Small-business employers who use E-Verify and receive confirmations will face reduced legal risk and greater regulatory stability because the bill makes key E-Verify protections permanent and creates presumptions that shield confirmed hires from certain employer-liability claims.
Employers who follow E‑Verify procedures and receive confirmation can continue claiming wage deductions for verified hires, and Treasury is limited in opening audits solely for claiming the deduction, lowering compliance risk and tax enforcement exposure for compliant businesses.
Expanded information-sharing among SSA, DHS, and Treasury can help identify unauthorized workers and speed administrative enforcement or payroll/benefit corrections, potentially improving immigration and payroll law enforcement.
Immigrant workers and employers face heightened privacy and error risks because expanded data sharing (including no‑match letters, IRS information, and earnings suspense file disclosures) and new disclosure authorities increase chances of identity exposure and erroneous enforcement actions.
Employers who unknowingly employ unauthorized workers risk losing federal wage deductions, which could raise labor costs for businesses and lead to higher prices, reduced hiring, or business strain—especially for small employers.
The bill extends the assessment period for disallowed deductions to six years, increasing long-term audit exposure and financial uncertainty for employers.
Based on analysis of 3 sections of legislative text.
Disallows federal deductions for wages to unauthorized aliens, expands E‑Verify rules and data sharing between SSA, DHS, and Treasury to identify and verify workers.
Introduced June 4, 2025 by Brandon Gill · Last progress June 4, 2025
Disallows federal tax deductions for wages paid to or on behalf of unauthorized aliens, creates a limited E‑Verify safe harbor, shifts certain record and disclosure rules to let agencies share employer and worker identity data, and extends the IRS assessment window when taxpayers claim such disallowed deductions.

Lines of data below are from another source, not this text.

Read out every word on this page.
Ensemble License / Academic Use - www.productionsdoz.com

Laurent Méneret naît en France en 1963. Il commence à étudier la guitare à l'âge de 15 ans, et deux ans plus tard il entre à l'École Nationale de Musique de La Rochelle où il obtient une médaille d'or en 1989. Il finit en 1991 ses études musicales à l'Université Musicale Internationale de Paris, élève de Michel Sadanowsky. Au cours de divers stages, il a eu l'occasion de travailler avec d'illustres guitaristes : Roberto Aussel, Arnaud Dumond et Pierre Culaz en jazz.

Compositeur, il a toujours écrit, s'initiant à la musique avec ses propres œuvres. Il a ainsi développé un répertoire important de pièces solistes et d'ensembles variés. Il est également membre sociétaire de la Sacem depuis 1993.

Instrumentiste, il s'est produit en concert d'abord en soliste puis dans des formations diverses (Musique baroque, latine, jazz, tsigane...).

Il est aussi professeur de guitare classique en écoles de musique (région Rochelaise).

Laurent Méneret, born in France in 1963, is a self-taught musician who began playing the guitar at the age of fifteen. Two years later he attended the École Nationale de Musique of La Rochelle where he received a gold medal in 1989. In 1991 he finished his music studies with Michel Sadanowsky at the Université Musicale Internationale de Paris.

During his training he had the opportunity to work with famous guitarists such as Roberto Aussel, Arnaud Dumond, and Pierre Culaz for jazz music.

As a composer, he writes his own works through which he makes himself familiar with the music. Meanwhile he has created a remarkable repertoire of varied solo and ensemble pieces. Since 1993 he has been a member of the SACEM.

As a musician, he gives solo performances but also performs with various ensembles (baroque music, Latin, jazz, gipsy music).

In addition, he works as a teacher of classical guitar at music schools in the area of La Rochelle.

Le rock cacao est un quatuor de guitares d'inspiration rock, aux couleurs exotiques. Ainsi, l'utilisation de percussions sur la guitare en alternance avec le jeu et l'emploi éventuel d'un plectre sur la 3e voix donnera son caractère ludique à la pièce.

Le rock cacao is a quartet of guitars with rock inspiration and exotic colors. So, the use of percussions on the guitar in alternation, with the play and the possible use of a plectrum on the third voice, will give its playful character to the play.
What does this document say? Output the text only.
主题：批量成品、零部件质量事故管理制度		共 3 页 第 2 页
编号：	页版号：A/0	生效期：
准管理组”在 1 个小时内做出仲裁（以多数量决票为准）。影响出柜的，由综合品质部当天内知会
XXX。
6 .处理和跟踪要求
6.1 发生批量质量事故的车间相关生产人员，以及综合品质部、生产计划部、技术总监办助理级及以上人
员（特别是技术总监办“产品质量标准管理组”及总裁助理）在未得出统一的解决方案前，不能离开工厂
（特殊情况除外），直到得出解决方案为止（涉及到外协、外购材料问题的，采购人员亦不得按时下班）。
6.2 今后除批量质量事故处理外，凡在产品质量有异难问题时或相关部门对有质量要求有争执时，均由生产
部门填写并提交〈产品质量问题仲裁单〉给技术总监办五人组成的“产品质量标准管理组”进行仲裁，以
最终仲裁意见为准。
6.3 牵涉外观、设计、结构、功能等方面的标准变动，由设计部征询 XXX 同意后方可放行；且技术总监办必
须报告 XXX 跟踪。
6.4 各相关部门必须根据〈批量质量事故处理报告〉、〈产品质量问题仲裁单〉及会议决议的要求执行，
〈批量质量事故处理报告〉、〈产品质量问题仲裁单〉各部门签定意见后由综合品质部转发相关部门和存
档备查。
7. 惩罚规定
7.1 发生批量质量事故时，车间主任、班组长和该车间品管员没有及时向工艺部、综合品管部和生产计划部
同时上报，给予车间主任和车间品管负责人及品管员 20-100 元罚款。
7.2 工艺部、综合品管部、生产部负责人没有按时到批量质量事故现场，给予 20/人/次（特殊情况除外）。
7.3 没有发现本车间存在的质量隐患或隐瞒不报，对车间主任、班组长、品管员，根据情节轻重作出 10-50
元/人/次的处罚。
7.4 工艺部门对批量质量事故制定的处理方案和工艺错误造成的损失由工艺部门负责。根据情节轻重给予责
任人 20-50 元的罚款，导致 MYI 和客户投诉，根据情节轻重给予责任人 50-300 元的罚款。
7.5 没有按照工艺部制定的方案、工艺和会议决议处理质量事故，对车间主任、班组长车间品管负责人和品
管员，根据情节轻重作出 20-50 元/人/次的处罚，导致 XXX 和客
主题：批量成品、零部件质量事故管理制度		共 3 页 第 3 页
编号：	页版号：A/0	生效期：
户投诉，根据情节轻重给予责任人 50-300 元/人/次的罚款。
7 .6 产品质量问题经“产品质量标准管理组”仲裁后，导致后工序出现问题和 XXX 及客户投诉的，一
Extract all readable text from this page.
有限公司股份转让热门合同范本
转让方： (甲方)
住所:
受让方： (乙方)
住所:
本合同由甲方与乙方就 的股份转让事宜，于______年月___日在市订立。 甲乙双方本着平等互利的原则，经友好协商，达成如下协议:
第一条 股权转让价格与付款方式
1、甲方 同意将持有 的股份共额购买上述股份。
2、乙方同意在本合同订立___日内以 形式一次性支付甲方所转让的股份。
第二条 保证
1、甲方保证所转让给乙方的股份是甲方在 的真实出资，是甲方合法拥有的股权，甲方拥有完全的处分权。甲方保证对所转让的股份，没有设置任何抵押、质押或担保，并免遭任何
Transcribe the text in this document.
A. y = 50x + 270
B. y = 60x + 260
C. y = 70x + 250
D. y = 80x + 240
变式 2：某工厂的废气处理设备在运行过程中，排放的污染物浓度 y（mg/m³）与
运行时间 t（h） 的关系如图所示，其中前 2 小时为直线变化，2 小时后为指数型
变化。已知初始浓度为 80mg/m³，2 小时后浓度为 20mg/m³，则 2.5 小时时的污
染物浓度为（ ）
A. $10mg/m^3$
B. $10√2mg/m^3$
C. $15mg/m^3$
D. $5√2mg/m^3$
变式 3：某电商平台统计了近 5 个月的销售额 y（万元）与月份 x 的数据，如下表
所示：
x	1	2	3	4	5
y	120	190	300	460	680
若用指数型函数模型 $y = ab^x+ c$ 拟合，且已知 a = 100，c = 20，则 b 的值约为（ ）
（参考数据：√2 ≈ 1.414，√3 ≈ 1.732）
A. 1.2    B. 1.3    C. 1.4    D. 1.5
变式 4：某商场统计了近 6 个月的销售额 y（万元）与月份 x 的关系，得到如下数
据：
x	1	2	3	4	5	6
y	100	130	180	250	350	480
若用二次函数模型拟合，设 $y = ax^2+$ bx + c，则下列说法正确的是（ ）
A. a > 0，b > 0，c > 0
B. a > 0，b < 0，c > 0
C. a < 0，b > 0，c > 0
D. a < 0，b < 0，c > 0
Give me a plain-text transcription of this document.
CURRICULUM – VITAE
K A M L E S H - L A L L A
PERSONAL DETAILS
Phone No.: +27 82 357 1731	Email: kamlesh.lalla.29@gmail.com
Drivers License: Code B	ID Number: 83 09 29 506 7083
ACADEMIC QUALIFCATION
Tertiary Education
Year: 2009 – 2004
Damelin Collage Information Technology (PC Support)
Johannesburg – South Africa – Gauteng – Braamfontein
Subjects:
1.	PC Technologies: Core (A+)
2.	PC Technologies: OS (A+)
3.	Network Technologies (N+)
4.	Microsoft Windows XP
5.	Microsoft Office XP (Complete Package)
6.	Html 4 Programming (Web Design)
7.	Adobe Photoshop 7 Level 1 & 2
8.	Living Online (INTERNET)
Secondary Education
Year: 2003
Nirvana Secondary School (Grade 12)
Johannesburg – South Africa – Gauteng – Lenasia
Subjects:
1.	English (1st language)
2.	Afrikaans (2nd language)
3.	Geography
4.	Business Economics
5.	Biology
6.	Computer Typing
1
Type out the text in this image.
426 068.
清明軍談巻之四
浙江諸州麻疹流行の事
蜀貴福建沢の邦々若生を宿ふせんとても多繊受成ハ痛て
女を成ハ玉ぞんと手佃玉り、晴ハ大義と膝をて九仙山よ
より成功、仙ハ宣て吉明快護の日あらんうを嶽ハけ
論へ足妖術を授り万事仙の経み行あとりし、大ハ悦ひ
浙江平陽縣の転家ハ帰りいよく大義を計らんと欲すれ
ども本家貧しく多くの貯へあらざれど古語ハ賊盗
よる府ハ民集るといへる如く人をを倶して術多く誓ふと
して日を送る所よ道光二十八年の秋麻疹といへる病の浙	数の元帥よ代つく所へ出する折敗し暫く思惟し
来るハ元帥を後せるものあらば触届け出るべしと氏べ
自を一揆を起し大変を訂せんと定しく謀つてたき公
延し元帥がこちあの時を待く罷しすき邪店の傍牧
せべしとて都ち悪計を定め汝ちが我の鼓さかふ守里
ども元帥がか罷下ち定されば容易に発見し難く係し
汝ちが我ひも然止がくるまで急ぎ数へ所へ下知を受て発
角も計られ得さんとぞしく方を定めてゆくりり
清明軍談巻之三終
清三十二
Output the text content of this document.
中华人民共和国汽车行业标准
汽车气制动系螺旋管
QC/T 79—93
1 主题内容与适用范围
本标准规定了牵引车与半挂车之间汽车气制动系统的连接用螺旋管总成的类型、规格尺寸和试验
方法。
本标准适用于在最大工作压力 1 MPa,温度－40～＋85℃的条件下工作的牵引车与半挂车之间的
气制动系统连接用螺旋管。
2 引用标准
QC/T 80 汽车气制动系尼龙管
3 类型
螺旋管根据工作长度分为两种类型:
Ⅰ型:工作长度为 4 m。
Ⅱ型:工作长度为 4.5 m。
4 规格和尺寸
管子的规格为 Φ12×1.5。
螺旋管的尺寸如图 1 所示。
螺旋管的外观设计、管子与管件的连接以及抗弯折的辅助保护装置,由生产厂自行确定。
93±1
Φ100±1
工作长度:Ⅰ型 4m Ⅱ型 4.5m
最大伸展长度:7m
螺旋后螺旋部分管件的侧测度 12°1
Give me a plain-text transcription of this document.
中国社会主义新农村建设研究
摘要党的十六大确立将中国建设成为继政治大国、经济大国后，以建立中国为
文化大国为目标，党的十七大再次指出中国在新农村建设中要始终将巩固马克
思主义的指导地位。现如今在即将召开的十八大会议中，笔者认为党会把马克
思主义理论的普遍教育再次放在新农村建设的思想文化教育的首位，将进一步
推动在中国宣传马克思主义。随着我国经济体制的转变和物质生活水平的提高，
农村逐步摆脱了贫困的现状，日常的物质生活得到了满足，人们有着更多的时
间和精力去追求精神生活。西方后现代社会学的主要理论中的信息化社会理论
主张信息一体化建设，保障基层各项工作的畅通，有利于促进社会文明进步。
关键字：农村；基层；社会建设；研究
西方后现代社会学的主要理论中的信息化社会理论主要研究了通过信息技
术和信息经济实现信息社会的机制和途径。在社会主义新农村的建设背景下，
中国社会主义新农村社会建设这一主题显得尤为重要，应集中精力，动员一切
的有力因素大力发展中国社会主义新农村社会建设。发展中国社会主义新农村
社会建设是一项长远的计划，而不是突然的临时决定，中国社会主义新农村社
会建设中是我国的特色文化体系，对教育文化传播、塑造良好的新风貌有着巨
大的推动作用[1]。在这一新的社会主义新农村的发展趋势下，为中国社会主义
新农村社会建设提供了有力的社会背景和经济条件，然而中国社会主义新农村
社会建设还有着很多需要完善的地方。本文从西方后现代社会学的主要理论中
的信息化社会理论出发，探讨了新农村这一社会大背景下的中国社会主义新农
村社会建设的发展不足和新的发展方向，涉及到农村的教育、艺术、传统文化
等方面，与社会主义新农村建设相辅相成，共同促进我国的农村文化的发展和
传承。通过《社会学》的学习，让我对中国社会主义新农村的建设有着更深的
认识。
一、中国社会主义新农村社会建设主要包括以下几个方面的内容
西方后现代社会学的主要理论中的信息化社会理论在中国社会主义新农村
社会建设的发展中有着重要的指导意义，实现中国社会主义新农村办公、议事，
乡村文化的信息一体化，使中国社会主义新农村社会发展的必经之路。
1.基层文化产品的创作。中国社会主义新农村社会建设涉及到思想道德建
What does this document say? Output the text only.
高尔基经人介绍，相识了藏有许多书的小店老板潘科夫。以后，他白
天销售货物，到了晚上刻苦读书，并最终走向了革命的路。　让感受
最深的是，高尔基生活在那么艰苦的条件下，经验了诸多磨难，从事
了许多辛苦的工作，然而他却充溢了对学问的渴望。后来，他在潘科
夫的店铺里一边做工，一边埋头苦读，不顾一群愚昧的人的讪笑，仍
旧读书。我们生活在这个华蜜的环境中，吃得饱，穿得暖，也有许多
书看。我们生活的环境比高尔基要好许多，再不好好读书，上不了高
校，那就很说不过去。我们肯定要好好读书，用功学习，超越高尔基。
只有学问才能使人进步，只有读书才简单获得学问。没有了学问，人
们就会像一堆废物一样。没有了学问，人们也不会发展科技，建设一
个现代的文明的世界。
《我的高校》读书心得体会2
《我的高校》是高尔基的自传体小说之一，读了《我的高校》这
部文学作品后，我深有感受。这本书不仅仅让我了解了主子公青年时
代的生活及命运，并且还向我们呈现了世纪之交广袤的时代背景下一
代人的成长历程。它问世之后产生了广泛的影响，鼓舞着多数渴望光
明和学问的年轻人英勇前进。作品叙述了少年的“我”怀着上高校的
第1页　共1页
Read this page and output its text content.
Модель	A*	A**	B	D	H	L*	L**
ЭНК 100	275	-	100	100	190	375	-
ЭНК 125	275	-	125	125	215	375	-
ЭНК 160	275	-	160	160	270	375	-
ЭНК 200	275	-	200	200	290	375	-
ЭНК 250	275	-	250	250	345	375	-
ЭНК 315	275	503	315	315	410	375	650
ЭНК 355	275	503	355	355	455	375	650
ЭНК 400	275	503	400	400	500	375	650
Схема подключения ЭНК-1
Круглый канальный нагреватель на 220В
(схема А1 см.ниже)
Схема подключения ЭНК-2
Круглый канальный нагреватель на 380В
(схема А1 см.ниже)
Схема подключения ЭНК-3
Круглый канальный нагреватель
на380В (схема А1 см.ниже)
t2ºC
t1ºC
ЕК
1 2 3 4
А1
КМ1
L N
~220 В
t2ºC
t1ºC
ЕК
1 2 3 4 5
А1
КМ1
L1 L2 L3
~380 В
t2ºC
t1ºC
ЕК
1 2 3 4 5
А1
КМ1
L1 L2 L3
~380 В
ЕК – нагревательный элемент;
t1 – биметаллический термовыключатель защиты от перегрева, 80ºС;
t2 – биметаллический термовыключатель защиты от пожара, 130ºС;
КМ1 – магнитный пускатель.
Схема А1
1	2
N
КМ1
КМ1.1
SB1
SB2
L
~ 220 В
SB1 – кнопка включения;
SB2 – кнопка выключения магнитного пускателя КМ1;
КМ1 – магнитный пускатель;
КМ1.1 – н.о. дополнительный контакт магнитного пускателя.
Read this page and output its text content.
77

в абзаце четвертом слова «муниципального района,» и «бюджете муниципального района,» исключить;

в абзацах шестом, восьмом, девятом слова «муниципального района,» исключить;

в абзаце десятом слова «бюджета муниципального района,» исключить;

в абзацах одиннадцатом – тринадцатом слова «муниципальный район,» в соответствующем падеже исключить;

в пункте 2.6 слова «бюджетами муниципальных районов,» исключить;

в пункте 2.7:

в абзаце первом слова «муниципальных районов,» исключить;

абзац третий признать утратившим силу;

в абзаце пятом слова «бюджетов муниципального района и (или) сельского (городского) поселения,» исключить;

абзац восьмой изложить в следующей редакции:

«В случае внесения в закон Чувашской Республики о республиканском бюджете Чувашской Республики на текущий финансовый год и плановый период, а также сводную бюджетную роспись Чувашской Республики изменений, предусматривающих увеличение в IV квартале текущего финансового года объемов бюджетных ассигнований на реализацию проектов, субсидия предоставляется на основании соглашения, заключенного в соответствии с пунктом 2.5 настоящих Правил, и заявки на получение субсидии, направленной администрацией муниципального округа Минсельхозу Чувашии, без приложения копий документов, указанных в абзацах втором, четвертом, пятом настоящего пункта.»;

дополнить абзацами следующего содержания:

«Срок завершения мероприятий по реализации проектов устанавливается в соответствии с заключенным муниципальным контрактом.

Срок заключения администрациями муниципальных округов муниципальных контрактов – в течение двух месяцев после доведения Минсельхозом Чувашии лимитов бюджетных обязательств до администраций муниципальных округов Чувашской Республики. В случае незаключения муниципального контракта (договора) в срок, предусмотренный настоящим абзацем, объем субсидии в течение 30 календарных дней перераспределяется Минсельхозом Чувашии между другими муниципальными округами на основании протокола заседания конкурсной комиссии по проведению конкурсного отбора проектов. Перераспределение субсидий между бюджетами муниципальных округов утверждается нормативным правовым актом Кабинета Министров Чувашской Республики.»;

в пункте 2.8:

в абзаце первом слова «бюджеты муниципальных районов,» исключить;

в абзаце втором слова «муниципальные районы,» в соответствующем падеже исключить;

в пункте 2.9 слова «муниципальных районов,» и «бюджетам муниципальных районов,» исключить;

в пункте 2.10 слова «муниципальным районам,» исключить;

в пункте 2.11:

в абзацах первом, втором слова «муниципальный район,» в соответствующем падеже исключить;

It also expands and changes how the voluntary E‑Verify program can be used and what legal protections E‑Verify confirmations create. The change to tax law and the expanded E‑Verify rules take effect on enactment for administration provisions, while the tax disallowance and the six‑year assessment rule apply to taxable years beginning after December 31, 2024. Employers, tax preparers, federal agencies, and immigrants are the main groups affected through new compliance, verification, and data‑sharing requirements.